The ruling will add 32 million Americans to the rolls of the insured, vastly expanding the pool of health care consumers, said Jeffrey Loo, a stock analyst with S&P Capital IQ, a research group.

Under the current system, about one-fourth of the care provided by hospitals never is paid for, either because debts go bad or because the patient is uninsured, Loo said. He said the law will cut the portion of care that is not paid for in half.

However, Gary Taylor, a financial analyst for Citi Investment Research, warned clients that hospital stocks could “erase all their gains” from the court decision if Mitt Romney is elected president this fall. He has pledged to repeal the law.

Many insurance companies fell sharply after the ruling was announced. They bounced around while reporters and analysts dissected the court’s ruling, and they later recovered some of the losses.

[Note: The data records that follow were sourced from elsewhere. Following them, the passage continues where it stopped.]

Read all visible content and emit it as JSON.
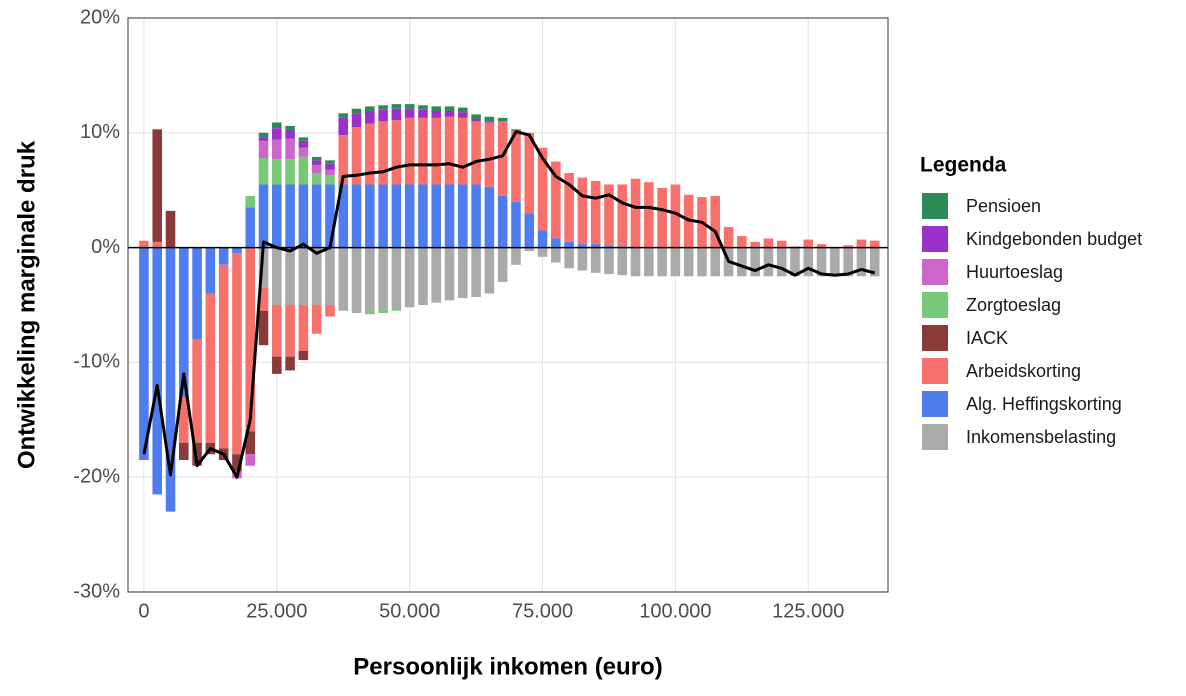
{
  "chart_data": {
    "type": "bar",
    "x_label": "Persoonlijk inkomen (euro)",
    "y_label": "Ontwikkeling marginale druk",
    "legend_title": "Legenda",
    "legend_position": "right",
    "grid": true,
    "stacked": true,
    "xlim": [
      -3000,
      140000
    ],
    "xticks": [
      0,
      {
        "value": 25000,
        "label": "25.000"
      },
      {
        "value": 50000,
        "label": "50.000"
      },
      {
        "value": 75000,
        "label": "75.000"
      },
      {
        "value": 100000,
        "label": "100.000"
      },
      {
        "value": 125000,
        "label": "125.000"
      }
    ],
    "ylim": [
      -30,
      20
    ],
    "yticks": [
      {
        "value": -30,
        "label": "-30%"
      },
      {
        "value": -20,
        "label": "-20%"
      },
      {
        "value": -10,
        "label": "-10%"
      },
      {
        "value": 0,
        "label": "0%"
      },
      {
        "value": 10,
        "label": "10%"
      },
      {
        "value": 20,
        "label": "20%"
      }
    ],
    "x": [
      0,
      2500,
      5000,
      7500,
      10000,
      12500,
      15000,
      17500,
      20000,
      22500,
      25000,
      27500,
      30000,
      32500,
      35000,
      37500,
      40000,
      42500,
      45000,
      47500,
      50000,
      52500,
      55000,
      57500,
      60000,
      62500,
      65000,
      67500,
      70000,
      72500,
      75000,
      77500,
      80000,
      82500,
      85000,
      87500,
      90000,
      92500,
      95000,
      97500,
      100000,
      102500,
      105000,
      107500,
      110000,
      112500,
      115000,
      117500,
      120000,
      122500,
      125000,
      127500,
      130000,
      132500,
      135000,
      137500
    ],
    "series": [
      {
        "name": "Pensioen",
        "color": "#2e8b57",
        "values": [
          0,
          0,
          0,
          0,
          0,
          0,
          0,
          0,
          0,
          0.4,
          0.5,
          0.4,
          0.3,
          0.3,
          0.3,
          0.4,
          0.4,
          0.4,
          0.4,
          0.4,
          0.4,
          0.4,
          0.4,
          0.4,
          0.4,
          0.4,
          0.4,
          0.3,
          0.1,
          0,
          0,
          0,
          0,
          0,
          0,
          0,
          0,
          0,
          0,
          0,
          0,
          0,
          0,
          0,
          0,
          0,
          0,
          0,
          0,
          0,
          0,
          0,
          0,
          0,
          0,
          0
        ]
      },
      {
        "name": "Kindgebonden budget",
        "color": "#9932cc",
        "values": [
          0,
          0,
          0,
          0,
          0,
          0,
          0,
          0,
          0,
          0.3,
          1,
          0.7,
          0.6,
          0.4,
          0.5,
          1.5,
          1.2,
          1.1,
          1,
          1,
          0.8,
          0.7,
          0.6,
          0.5,
          0.5,
          0.2,
          0.1,
          0,
          0,
          0,
          0,
          0,
          0,
          0,
          0,
          0,
          0,
          0,
          0,
          0,
          0,
          0,
          0,
          0,
          0,
          0,
          0,
          0,
          0,
          0,
          0,
          0,
          0,
          0,
          0,
          0
        ]
      },
      {
        "name": "Huurtoeslag",
        "color": "#cc66cc",
        "values": [
          0,
          0,
          0,
          0,
          0,
          0,
          0,
          -0.6,
          -1,
          1.5,
          1.7,
          1.8,
          0.8,
          0.7,
          0.5,
          0,
          0,
          0,
          0,
          0,
          0,
          0,
          0,
          0,
          0,
          0,
          0,
          0,
          0,
          0,
          0,
          0,
          0,
          0,
          0,
          0,
          0,
          0,
          0,
          0,
          0,
          0,
          0,
          0,
          0,
          0,
          0,
          0,
          0,
          0,
          0,
          0,
          0,
          0,
          0,
          0
        ]
      },
      {
        "name": "Zorgtoeslag",
        "color": "#77c977",
        "values": [
          0,
          0,
          0,
          0,
          0,
          0,
          0,
          0,
          1,
          2.3,
          2.2,
          2.2,
          2.4,
          1,
          0.8,
          0,
          0,
          -0.3,
          -0.3,
          -0.2,
          0,
          0,
          0,
          0,
          0,
          0,
          0,
          0,
          0,
          0,
          0,
          0,
          0,
          0,
          0,
          0,
          0,
          0,
          0,
          0,
          0,
          0,
          0,
          0,
          0,
          0,
          0,
          0,
          0,
          0,
          0,
          0,
          0,
          0,
          0,
          0
        ]
      },
      {
        "name": "IACK",
        "color": "#8b3a3a",
        "values": [
          0,
          9.8,
          3.2,
          -1.5,
          -2,
          -1,
          -1,
          -1.5,
          -2,
          -3,
          -1.5,
          -1.2,
          -0.8,
          0,
          0,
          0,
          0,
          0,
          0,
          0,
          0,
          0,
          0,
          0,
          0,
          0,
          0,
          0,
          0,
          0,
          0,
          0,
          0,
          0,
          0,
          0,
          0,
          0,
          0,
          0,
          0,
          0,
          0,
          0,
          0,
          0,
          0,
          0,
          0,
          0,
          0,
          0,
          0,
          0,
          0,
          0
        ]
      },
      {
        "name": "Arbeidskorting",
        "color": "#f8706b",
        "values": [
          0.6,
          0.5,
          0,
          -4,
          -9,
          -13,
          -16,
          -17.5,
          -16,
          -2,
          -4.5,
          -4.5,
          -4,
          -2.5,
          -1,
          4.3,
          5,
          5.3,
          5.5,
          5.6,
          5.8,
          5.8,
          5.8,
          5.9,
          5.8,
          5.5,
          5.6,
          6.5,
          6.2,
          7,
          7.2,
          6.7,
          6,
          5.8,
          5.5,
          5.3,
          5.4,
          6,
          5.7,
          5.2,
          5.5,
          4.6,
          4.4,
          4.5,
          1.8,
          1,
          0.5,
          0.8,
          0.6,
          0.1,
          0.7,
          0.3,
          0,
          0.2,
          0.7,
          0.6
        ]
      },
      {
        "name": "Alg. Heffingskorting",
        "color": "#4f7df0",
        "values": [
          -18.5,
          -21.5,
          -23,
          -13,
          -8,
          -4,
          -1.5,
          -0.5,
          3.5,
          5.5,
          5.5,
          5.5,
          5.5,
          5.5,
          5.5,
          5.5,
          5.5,
          5.5,
          5.5,
          5.5,
          5.5,
          5.5,
          5.5,
          5.5,
          5.5,
          5.5,
          5.3,
          4.5,
          4,
          3,
          1.5,
          0.8,
          0.5,
          0.3,
          0.3,
          0.2,
          0.1,
          0,
          0,
          0,
          0,
          0,
          0,
          0,
          0,
          0,
          0,
          0,
          0,
          0,
          0,
          0,
          0,
          0,
          0,
          0
        ]
      },
      {
        "name": "Inkomensbelasting",
        "color": "#aaaaaa",
        "values": [
          0,
          0,
          0,
          0,
          0,
          0,
          0,
          0,
          0,
          -3.5,
          -5,
          -5,
          -5,
          -5,
          -5,
          -5.5,
          -5.7,
          -5.5,
          -5.4,
          -5.3,
          -5.2,
          -5,
          -4.8,
          -4.6,
          -4.4,
          -4.3,
          -4,
          -3,
          -1.5,
          -0.3,
          -0.8,
          -1.3,
          -1.8,
          -2,
          -2.2,
          -2.3,
          -2.4,
          -2.5,
          -2.5,
          -2.5,
          -2.5,
          -2.5,
          -2.5,
          -2.5,
          -2.5,
          -2.5,
          -2.5,
          -2.5,
          -2.5,
          -2.5,
          -2.5,
          -2.5,
          -2.5,
          -2.5,
          -2.5,
          -2.5
        ]
      }
    ],
    "total": {
      "color": "#000000",
      "values": [
        -18,
        -12,
        -19.8,
        -11,
        -19,
        -17.5,
        -18,
        -20,
        -15,
        0.5,
        0,
        -0.3,
        0.3,
        -0.5,
        0,
        6.2,
        6.3,
        6.5,
        6.6,
        7,
        7.2,
        7.2,
        7.2,
        7.3,
        7,
        7.5,
        7.7,
        8,
        10.1,
        9.8,
        7.8,
        6.2,
        5.5,
        4.5,
        4.3,
        4.6,
        3.9,
        3.5,
        3.5,
        3.3,
        3,
        2.4,
        2.2,
        1.4,
        -1.2,
        -1.6,
        -2,
        -1.5,
        -1.8,
        -2.4,
        -1.8,
        -2.3,
        -2.4,
        -2.3,
        -1.9,
        -2.2
      ]
    }
  }
}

UnitedHealth Group, the biggest insurer, closed up half of a percentage point. It had been down as much as 7 percent after the ruling. WellPoint plunged 8 percent, Aetna and Cigna nearly 3 percent.

UnitedHealth escaped the fate of other insurers because it depends less on individual and small-group policies for its revenue. UnitedHealth also has an information-technology business and a pharmacy- benefits business and is the biggest provider of Medicare Advantage plans for the elderly.

By comparison, WellPoint draws more of its revenue from insurance on individuals and small groups. The health overhaul is seen as more damaging to those businesses because of the costs they would incur to cover more people.